Stakeholders are all working to reduce costs and the government, for instance, offers incentive schemes: if you wear a fitbit device you can then pay less, albeit a rather symbolic discount but at least a way forward. An on-going issue is that people make the necessary health insurance calculations and will happily go for all sorts of additional medical tests once they have passed their self-risk payment level. This is contributing to the increasing costs of healthcare, but is also seen as an abuse by those who very rarely visit the doctor and feel it is an injustice to be paying for others. In parallel, a number of private clinical groups have developed in the market where financially focused owners will encourage doctors to increase the billing per patient to increase profitability and pay for the expensive equipment.  As a direct reaction, several insurance companies have developed patient filter hotlines to screen non-essential medical cases as a way to save resources and limit unnecessary visits to specialists. One can envisage that such hotlines will gradually go digital and patients will go through a symptom checker application prior to consulting.

 

Geoff: It’s also useful to explore how digital technology influences the behaviours of different groups. We have talked about how patients behave and how digital devices or software can help make their lives easier and gather data to help manage their treatment at the same time. We have touched on how digital technology can reduce costs by reducing the number of interventions needed or make the interventions more timely or relevant.

 

A third and very important question is how these digital applications affect the physicians’ behaviour and so make a difference. The way doctors and nurses use technology at the moment is often no more sophisticated than tapping away on an electronic typewriter would be, to record everything. The more a digital system can use face recognition, scanning technology, photography etc., the quicker and smarter the system becomes. Lumeon is a digital healthcare company which has developed systems geared to reducing the time the medic spends interacting with a computer so that they can spend more time treating patients and delivering medical services.

 

Toby: We should also not ignore the huge benefits mobile telecommunications and digitalisation have created within the public health sector in developing areas of the world.  Parts of Africa remain heavily affected by preventable diseases such as malaria and Novartis “SMS for Life” initiative was an early example of how very simply partnerships and use of technology has vastly helped reduce medical stock-outs, increase access to medicines and reduce the number of unnecessary deaths to this disease.
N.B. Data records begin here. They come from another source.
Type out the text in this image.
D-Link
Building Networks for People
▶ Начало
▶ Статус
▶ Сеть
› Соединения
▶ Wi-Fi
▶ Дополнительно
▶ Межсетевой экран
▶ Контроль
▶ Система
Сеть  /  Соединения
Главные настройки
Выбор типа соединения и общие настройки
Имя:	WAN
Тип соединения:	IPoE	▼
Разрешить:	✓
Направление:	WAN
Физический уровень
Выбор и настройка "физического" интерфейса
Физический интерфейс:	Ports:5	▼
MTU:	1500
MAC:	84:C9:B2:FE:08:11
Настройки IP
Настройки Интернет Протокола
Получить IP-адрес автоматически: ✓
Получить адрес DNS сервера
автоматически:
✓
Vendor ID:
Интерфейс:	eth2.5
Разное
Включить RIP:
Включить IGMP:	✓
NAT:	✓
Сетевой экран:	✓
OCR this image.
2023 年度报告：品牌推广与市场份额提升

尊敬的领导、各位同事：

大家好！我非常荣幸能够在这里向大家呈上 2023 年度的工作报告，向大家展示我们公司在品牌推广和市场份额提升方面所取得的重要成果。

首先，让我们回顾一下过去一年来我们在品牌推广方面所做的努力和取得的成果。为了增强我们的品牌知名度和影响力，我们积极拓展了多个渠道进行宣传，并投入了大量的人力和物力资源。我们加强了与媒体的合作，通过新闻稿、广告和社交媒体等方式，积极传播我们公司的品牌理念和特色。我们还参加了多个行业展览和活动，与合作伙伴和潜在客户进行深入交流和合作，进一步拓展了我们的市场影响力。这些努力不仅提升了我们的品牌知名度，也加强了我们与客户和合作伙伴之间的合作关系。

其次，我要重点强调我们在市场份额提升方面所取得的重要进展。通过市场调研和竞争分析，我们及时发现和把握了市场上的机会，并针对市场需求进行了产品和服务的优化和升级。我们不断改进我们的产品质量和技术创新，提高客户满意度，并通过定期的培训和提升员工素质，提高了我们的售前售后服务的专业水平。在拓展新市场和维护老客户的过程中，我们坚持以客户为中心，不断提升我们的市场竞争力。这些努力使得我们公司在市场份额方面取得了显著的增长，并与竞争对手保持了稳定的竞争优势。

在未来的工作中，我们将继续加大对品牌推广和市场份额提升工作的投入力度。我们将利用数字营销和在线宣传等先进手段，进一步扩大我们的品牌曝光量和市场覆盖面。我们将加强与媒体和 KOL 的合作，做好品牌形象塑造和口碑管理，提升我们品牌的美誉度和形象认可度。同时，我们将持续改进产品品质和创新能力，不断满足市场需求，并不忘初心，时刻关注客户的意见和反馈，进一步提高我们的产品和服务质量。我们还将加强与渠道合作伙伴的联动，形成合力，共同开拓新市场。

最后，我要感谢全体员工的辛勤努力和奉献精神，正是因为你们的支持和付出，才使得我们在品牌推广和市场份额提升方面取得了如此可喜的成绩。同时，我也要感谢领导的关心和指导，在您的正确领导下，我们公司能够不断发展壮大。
The trend will most certainly develop very rapidly on a continent which leap-frogged over fixed line communication into mobile technology; we will no doubt see a similar leap when it comes to access to treatment.

 

Coulter Pulse:  So is digital health the latest fad, or something that is here to stay?

 

Geoff: This is a new frontier of innovation and nobody quite knows where the biggest wins will be. Having worked closely with some of the pioneers in this area, we have learned a great deal about overcoming obstacles through engaging the right talent and leadership. We understand the challenges faced by early stage businesses and these remain largely the same for Digital Health start-ups. In essence, how do we find the brightest and the best to take such innovations forward? Where do we find the right combination of commercial leadership, scientific expertise and technological acumen to make this a success story?

 

Toby: In parallel with the burgeoning world of Nutraceuticals, a different regulatory landscape comes into play which isn’t in synch with the much faster paced IT world. Patients require us to slow the pace and deliver the best possible solution for them. Whether faced with IT edging into Pharma or Pharma edging into IT, Coulter Partners is in pole position to partner on leadership, using the knowledge and expertise we are gaining in this space.